The state of subsurface open source in 2026

Sharing the results from a community survey
open source
communities
ai
programming
Author

Matt Hall

Published

June 15, 2026

CC BY stgtspottings.com

Ahead of the EAGE workshop last week, I was unsure if we were going to find open source in good health, or reading its last will & testament… maybe even performing CPR. In the event, we established that open source is very much alive — but I knew before the meeting that the sample would not be big enough to represent the whole community.

So at the end of May I ran a survey. I shared the Google Forms survey on LinkedIn and in Software Underground on 18 May, and closed the survey on the day of the workshop on 7 June, giving 20 days during which the form received 97 anonymous responses.

I realized right away that, if I wanted the survey to be easy to complete, it would be very difficult to ask everything I wanted to ask. I wanted to know about people’s own attitudes and activities, and those of their employers and collaborators. I wanted to know about open source in general, and subsurface science and engineering in particular. I wanted to know how things are today, and how they are changing over time. In the end, focusing on the current state of things, I setttled on 30 questions addressing five aspects of open source:

📁 All the results can be found here. This post looks at some highlights from the responses.

Demographics

When looking at all of this data, remember that we’re only looking at a small subset of people that (a) I reached and (b) responded. Of course, there’s quite a bit of sample bias here.

  • 97 responses, mostly from Europe (43) and North America (30).
  • Most respondents are applied scientists (62) or coders and data scientists (26).
  • Nearly a third (29) of respondents are in organizations with more than 10 000 employees; about a third (34) in orgs smaller than 100.
  • Respondents work in service and technology companies (30), operating companies (27) and academia (21):

Open source

To try to capture the current state, most of the questions in all sections asked respondents to consider only the most recent six months when answering.

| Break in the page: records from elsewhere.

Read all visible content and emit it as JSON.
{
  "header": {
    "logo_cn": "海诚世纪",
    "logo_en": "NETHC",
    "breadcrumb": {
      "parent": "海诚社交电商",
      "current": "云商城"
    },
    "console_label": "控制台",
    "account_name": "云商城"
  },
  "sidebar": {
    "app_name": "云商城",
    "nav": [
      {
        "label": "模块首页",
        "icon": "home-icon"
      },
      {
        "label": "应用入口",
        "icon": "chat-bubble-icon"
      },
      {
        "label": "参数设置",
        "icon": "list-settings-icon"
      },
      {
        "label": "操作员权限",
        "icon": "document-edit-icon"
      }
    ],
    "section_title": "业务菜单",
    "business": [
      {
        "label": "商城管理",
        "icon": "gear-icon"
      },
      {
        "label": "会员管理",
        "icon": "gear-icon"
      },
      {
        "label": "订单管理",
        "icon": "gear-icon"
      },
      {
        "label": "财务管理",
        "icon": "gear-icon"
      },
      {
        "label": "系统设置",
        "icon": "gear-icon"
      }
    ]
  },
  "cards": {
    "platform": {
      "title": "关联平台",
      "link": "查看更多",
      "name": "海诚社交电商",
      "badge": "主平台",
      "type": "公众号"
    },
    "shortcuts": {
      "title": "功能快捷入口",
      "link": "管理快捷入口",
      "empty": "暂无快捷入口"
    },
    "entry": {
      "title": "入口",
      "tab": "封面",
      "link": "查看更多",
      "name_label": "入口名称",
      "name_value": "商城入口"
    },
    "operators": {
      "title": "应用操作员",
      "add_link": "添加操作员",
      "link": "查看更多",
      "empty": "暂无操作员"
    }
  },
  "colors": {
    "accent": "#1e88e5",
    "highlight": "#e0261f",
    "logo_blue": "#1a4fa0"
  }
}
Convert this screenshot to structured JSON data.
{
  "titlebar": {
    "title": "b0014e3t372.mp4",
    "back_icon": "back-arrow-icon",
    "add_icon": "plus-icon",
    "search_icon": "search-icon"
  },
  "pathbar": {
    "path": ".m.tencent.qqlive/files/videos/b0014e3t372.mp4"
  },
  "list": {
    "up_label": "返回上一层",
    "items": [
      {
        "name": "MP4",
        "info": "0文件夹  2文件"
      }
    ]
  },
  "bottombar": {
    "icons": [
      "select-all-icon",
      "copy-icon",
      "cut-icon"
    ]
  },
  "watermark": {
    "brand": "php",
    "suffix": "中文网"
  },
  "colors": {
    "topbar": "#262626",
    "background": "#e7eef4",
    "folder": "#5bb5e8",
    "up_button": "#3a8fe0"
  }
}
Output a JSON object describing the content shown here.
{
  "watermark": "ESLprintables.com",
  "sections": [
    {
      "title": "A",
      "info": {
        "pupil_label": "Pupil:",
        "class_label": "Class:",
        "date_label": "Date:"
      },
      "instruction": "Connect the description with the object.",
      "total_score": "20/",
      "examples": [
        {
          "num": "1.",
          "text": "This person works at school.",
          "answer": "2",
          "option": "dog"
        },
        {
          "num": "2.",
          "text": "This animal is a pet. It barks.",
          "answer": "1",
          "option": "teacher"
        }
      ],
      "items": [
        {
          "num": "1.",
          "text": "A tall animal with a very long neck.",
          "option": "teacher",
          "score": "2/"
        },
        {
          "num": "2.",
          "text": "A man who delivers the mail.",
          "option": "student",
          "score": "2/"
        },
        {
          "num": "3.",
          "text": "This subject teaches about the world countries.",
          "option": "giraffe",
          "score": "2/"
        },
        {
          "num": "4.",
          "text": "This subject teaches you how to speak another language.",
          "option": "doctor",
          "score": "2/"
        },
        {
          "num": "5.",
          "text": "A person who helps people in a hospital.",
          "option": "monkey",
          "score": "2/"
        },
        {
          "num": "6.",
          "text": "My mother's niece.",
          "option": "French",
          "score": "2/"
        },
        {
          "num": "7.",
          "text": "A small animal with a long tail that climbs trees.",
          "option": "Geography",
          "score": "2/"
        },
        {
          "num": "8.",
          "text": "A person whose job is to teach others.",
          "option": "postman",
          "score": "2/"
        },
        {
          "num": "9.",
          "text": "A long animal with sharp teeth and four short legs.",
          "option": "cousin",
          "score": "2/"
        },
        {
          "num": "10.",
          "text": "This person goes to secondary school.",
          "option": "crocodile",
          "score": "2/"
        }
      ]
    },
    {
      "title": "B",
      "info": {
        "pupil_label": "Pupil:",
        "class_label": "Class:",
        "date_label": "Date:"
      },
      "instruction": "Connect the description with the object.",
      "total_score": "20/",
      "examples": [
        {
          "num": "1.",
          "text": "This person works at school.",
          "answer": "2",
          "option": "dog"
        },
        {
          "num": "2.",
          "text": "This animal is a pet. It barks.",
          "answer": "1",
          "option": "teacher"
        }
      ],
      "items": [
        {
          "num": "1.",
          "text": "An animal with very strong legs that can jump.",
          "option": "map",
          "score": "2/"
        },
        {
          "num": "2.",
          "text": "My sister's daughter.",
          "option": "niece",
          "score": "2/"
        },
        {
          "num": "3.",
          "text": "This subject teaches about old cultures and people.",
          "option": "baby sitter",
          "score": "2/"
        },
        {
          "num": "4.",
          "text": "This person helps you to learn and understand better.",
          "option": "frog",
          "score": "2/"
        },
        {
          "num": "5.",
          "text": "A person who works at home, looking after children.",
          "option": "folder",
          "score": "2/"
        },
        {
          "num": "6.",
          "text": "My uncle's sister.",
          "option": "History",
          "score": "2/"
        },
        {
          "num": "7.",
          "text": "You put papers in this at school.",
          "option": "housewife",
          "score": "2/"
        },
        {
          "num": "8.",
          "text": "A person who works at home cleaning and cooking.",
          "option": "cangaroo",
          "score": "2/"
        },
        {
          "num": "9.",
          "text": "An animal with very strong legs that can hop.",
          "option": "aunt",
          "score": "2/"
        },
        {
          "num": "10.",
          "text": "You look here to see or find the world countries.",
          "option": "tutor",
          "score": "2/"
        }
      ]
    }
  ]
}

  • 65 respondents work in teams that strongly prefer or lean towards open-source technical tooling.
  • 67 respondents use open-source software at least weekly for subsurface workflows.
  • When people choose open options for technical work, three reasons dominate: extensiblity, transparency (of functionality like algorithms) and cost, with 56 to 60 respondents choosing each of these features.

Maintaining projects

  • A third of respondents (33) are maintainers (this role includes core contributors) of open-source projects. Of these, 27 help maintain at least one subsurface-related project.
  • 12 of the 33 maintainers work alone on their primary project; 4 of 33 have six or more co-maintainers.
  • 9 of the primary projects of the 33 maintainers are unfunded.
  • I asked how maintainers feel about some specific tasks in the near future:

Contributing to projects

  • 39 respondents contributed to at least one project they do not maintain. A few (7) people make at least one contribution per month.
  • The main barrier to contribution is a lack of time, incentive, or permission (perceived or otherwise), with 47 respondents choosing these reasons.
  • The top contribution types: creating issues (25 respondents, so 64% of those making contributions), small documentation fixes (18, or 46%), non-critical bug fixes (16), new tests (14), and new features (13).

Artificial intelligence

Open source has a complicated relationship with AI, as most of the rest of the world. Maintainers and would-be contributors sense it could help with some tasks, while it also seems to present some new security challenges — and the threat of sloppy contributions that no-one wants to review.

  • 60 respondents use AI assistants or agentic tools daily; 12 rarely or never use them.
  • Those using AI less often tend to have less trust in the technology (see below).
  • There is no correspondence between trust and those having maintainer roles:

  • Respondents are slightly more concerned about IP issues in upstream dependencies (only 22 not concerned) than they are about introducing such problems into their own code (28 not concerned).
  • People think AI may improve access to technology: 71 respondents agree that AI code assitants lower the barrier for non-programmers to use digital products, while 51 respondents agree that AI lowers the barrier for non-programmers to contribute to projects.

Organizations

  • Only 16 respondents report leader resistance to open source; 59 respondents report support or enthusiasm among leadership.
  • Only 7 respondents work in organizations that have eastablished open source program offices (OSPOs). Only 12 report their organization funding open source activities.
  • 31 have organizations with expressed preference for open source, with 20 respondents reporting a “clear and visible” open source strategy.
  • Some respondents have been affected by various kinds of disruption to open source projects they depend on:

The future

The last question was about the health of the subsurface open source ecosystem. While only 3 people characterize the situation as ‘critical’, 40 respondents (41%) believe it to be at risk. On the other hand, 57 think it is at least stable and a handful believe it to be ‘robust’.

An approximately normal distribution, but skewed positive — a good description of the community itself!